Akmal menjelaskan, kolaborasi antarlembaga diharapkan mampu menekan angka pekerja migran ilegal. Hal ini sekaligus bertujuan mewujudkan tata kelola penempatan pekerja migran Indonesia yang aman, tertib, dan bermartabat. Gerakan Migran Aman tidak hanya bersifat seremonial, tetapi juga menjadi instrumen pencegahan berkelanjutan hingga tingkat akar rumput.
Tujuannya adalah meningkatkan kesadaran masyarakat terhadap risiko penempatan pekerja migran secara ilegal. “Keimigrasian (paspor) salah satu instrumen sebagai syarat formal dokumen yang harus dimiliki PMI sebelum keberangkatan,” ujarnya.
Ia menambahkan, Kantor Imigrasi hadir sebagai bagian dari fasilitasi negara terhadap masyarakat yang bekerja ke luar negeri. Oleh karena itu, dokumen data diri PMI harus tercatat dan diketahui pemerintah melalui kementerian terkait. “Selain kemampuan komunikasi, kemampuan teknis bidang bekerja, dokumen keimigrasian juga menjadi prioritas dalam proses pemberangkatan pekerja,” tutur Akmal.
Peluncuran gerakan nasional Migran Aman dilaksanakan secara daring oleh Kementerian Pelindungan Pekerja Migran Indonesia (KP2MI).

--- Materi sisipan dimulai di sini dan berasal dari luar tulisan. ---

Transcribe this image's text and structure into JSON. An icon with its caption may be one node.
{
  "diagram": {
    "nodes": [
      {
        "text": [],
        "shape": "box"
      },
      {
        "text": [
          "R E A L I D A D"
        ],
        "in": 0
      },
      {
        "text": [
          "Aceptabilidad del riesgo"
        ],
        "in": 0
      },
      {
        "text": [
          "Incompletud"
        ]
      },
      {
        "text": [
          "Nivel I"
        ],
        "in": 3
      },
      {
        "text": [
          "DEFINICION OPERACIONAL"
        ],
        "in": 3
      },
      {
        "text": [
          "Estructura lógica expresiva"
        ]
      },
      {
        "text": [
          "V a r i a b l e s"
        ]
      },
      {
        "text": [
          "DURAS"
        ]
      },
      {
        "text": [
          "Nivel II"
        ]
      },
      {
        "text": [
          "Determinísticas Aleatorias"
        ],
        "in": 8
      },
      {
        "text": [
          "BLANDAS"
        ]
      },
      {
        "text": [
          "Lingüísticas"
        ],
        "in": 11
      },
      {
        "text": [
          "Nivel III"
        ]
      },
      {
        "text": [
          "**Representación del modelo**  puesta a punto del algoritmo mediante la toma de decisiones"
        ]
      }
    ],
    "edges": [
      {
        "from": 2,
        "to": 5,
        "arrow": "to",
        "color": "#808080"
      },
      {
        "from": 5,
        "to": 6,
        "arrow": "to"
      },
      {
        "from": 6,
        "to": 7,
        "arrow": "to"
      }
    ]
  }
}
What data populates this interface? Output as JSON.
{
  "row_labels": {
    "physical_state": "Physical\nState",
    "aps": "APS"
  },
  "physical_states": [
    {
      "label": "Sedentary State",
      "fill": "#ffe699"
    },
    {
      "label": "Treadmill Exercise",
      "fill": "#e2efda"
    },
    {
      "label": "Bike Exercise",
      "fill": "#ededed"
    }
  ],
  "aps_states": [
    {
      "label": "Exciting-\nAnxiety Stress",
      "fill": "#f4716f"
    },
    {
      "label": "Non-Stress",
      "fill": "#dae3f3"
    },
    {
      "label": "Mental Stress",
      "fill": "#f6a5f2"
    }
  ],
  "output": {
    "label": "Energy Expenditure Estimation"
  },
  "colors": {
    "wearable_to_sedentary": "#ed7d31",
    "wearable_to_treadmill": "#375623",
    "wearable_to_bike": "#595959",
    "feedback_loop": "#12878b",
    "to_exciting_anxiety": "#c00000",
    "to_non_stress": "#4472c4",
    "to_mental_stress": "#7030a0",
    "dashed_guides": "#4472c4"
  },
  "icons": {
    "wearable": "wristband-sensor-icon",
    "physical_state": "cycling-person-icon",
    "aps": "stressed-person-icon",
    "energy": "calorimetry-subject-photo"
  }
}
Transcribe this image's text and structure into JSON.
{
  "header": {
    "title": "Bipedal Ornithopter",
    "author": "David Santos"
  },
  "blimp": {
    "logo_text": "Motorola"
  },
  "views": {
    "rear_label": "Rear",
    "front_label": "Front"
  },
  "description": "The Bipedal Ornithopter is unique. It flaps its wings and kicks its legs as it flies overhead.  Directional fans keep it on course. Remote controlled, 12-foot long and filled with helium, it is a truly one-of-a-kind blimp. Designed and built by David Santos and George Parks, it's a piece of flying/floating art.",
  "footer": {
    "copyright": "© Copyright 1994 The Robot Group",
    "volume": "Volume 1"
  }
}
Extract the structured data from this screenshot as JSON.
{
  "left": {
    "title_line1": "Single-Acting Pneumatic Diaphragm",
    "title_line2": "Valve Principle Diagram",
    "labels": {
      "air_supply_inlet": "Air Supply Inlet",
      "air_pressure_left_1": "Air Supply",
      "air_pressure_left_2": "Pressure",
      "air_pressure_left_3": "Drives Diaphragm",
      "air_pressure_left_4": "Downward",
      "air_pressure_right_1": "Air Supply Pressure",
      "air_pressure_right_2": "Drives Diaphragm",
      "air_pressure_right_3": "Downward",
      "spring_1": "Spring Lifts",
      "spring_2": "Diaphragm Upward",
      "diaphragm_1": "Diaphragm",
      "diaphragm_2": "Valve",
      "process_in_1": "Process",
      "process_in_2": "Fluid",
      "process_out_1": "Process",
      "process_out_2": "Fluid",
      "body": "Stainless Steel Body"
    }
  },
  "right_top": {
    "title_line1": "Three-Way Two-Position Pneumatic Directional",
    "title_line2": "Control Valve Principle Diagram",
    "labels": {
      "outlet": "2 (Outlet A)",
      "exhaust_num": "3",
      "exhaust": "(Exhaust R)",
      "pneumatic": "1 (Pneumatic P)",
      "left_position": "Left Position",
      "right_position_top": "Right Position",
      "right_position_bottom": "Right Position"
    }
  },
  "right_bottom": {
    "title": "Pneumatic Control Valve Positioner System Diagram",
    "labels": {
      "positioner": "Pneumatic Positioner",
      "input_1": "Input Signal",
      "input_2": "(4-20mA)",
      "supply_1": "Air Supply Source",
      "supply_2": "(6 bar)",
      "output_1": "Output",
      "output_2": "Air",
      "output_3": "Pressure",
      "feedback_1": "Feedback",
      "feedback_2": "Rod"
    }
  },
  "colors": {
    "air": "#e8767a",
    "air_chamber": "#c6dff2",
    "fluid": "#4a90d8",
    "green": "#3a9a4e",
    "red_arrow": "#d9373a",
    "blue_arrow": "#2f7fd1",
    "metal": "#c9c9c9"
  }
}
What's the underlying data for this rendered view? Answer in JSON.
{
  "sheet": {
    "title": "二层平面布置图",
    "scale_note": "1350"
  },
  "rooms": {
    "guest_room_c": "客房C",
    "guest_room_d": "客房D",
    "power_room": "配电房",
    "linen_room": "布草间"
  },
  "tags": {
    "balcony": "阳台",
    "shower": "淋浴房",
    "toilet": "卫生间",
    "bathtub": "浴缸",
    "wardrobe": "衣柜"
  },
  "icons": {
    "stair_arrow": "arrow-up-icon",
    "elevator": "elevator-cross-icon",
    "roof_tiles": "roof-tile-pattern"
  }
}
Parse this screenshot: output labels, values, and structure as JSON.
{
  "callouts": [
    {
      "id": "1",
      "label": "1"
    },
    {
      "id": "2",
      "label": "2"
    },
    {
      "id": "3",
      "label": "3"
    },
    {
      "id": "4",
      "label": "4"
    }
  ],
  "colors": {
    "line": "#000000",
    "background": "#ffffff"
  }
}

Acara ini melibatkan Unit Pelaksana Teknis (UPT) di daerah, termasuk Kantor Imigrasi Palu.
Sejumlah pejabat tinggi negara turut hadir dalam peresmian tersebut, antara lain Kepala Kantor Staf Kepresidenan, Wakil Menteri Imigrasi dan Pemasyarakatan, Wakil Menteri Pendidikan Dasar dan Menengah, Wakil Menteri Ketenagakerjaan, serta perwakilan Kementerian Kesehatan.
Dalam kesempatan itu, peserta juga menyimak arahan Presiden RI Prabowo Subianto. Presiden Prabowo menekankan pentingnya kewaspadaan masyarakat agar tidak memilih jalur penempatan non prosedural yang berisiko tinggi.